Brigitte Girardin (/fr/; born 12 January 1953 in Verdun, Meuse, France) is a French diplomat and politician. She was the minister of Overseas France under Jacques Chirac from 7 May 2002 to 2 June 2005.

==Biography==
In 1976, Girardin first worked for the French government at the Ministry of Foreign Affairs. In 1978, she was in charge of economic relations between Francophone nations in Africa.

In early 1998, Girardin was appointed as the Senior Administrator of the French Southern and Antarctic Lands until January 2000.
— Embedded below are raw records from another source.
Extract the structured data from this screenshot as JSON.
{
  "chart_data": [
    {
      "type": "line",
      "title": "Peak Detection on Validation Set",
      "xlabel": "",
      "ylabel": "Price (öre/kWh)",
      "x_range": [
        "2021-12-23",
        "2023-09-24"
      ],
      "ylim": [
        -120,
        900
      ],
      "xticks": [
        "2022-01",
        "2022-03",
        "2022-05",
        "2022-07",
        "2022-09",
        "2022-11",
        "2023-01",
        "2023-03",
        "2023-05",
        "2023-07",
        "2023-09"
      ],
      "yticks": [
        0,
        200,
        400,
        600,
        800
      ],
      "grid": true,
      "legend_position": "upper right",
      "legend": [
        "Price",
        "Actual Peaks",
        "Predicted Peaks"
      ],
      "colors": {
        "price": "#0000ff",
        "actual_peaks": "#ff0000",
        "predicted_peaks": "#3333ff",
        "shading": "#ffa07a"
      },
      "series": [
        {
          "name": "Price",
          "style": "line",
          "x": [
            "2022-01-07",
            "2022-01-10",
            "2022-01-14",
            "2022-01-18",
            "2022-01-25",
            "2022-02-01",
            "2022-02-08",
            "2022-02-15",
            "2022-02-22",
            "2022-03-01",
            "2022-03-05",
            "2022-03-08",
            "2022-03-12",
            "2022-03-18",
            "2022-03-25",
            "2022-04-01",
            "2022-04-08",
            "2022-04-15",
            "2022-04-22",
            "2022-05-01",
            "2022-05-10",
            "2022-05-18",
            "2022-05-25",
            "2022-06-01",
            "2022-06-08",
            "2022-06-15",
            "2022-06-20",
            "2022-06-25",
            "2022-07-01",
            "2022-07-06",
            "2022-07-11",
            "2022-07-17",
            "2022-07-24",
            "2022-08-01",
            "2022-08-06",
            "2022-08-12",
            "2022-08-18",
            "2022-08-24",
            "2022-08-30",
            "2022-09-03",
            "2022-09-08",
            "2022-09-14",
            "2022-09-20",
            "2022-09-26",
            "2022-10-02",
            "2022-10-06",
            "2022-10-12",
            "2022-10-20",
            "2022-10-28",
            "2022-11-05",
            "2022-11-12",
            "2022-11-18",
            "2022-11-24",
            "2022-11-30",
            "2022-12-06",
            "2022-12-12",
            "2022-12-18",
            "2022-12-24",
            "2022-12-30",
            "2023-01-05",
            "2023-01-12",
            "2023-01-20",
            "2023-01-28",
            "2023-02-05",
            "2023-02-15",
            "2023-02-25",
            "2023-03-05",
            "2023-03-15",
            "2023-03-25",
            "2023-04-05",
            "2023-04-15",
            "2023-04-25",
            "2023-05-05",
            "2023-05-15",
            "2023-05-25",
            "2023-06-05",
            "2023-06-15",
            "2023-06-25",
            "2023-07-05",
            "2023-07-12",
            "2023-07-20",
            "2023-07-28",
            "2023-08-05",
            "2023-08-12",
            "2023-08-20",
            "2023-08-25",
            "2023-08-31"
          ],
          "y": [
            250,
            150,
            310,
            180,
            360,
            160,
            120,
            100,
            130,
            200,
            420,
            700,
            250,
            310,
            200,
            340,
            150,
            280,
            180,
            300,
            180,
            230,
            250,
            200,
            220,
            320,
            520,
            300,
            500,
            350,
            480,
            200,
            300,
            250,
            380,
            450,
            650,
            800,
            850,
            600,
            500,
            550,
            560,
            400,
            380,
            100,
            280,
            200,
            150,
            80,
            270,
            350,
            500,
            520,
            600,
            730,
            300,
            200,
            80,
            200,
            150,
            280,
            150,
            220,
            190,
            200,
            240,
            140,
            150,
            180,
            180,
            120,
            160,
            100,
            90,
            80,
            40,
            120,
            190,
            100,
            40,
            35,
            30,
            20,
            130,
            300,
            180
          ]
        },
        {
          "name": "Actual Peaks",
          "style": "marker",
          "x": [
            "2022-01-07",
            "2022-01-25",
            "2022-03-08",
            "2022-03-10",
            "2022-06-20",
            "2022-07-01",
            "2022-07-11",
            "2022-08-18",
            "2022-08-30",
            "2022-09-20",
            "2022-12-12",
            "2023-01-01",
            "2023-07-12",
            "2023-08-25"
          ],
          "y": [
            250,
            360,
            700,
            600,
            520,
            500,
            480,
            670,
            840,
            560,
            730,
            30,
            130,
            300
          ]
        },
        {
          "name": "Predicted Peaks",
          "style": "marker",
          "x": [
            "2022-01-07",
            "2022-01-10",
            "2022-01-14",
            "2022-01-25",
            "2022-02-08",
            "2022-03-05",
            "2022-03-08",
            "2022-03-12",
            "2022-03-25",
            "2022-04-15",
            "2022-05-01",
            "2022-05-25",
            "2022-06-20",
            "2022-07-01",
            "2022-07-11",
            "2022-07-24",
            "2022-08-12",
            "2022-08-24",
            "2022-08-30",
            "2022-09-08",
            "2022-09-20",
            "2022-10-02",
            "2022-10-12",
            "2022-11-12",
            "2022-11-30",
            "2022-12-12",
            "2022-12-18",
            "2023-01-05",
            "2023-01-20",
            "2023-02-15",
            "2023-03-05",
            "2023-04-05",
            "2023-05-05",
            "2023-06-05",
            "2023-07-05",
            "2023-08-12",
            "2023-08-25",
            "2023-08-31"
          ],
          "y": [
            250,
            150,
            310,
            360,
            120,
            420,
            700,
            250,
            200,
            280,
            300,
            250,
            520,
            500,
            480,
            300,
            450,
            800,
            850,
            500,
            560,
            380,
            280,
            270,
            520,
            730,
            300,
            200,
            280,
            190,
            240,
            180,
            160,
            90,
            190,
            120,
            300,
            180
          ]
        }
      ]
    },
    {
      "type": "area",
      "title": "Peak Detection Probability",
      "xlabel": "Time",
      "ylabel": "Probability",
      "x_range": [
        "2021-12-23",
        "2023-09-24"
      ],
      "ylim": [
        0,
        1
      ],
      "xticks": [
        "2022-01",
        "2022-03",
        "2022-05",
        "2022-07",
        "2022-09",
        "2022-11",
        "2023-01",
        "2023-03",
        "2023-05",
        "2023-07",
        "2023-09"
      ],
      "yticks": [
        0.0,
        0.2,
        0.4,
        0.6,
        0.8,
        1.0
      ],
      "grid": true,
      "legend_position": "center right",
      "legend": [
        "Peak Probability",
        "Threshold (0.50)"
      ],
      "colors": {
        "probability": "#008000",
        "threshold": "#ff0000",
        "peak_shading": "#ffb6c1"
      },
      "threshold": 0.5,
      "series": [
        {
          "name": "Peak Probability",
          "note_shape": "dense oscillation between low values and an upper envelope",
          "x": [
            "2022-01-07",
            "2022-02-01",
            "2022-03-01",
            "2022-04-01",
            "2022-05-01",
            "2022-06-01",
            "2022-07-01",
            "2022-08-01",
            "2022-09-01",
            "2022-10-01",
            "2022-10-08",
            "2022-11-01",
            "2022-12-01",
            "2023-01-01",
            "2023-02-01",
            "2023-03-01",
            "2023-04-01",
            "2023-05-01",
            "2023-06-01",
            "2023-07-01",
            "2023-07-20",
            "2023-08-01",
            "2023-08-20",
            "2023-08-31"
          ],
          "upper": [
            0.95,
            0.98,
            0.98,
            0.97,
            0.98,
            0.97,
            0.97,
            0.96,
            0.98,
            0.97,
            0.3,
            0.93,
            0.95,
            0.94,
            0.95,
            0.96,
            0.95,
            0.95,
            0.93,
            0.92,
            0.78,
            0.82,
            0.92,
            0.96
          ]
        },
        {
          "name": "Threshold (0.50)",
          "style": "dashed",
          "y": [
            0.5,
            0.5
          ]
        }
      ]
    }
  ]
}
In 2002, Girardin was appointed as the Minister of Overseas under Prime Minister, Jean-Pierre Raffarin's government. In May 2003, Girardin met with the Spanish Secretary for European Affairs, Ramón de Miguel, and Portuguese Deputy Foreign Minister, Carlos da Costa Neves to demand the European Union add aid for the countries' ultra-peripheral regions to the constitution.

In 2005, Girardin worked as the Minister for Cooperation, Development and the Francophonie, where she made several deals between France and Francophone nations. She visited and signed economic agreements with Cameroon to provide $680 million in debt relief aid, Comoros, granting €88 million, Mauritania, signing financial accords for developmental projects, the Democratic Republic of Congo, Senegal, providing €110 million in aid, and Canada.

Girardin was also a member of UMP, a political party founded by Dominique de Villepin based on his republic of solidarity movement. She was the Secretary General of the party until its closure in 2011.

On 17 April 2012, Girardin announced that she will be voting for French president candidate François Hollande in the first round of the 2012 French presidential election.

In May 2015, Girardin joined the Court of Auditors.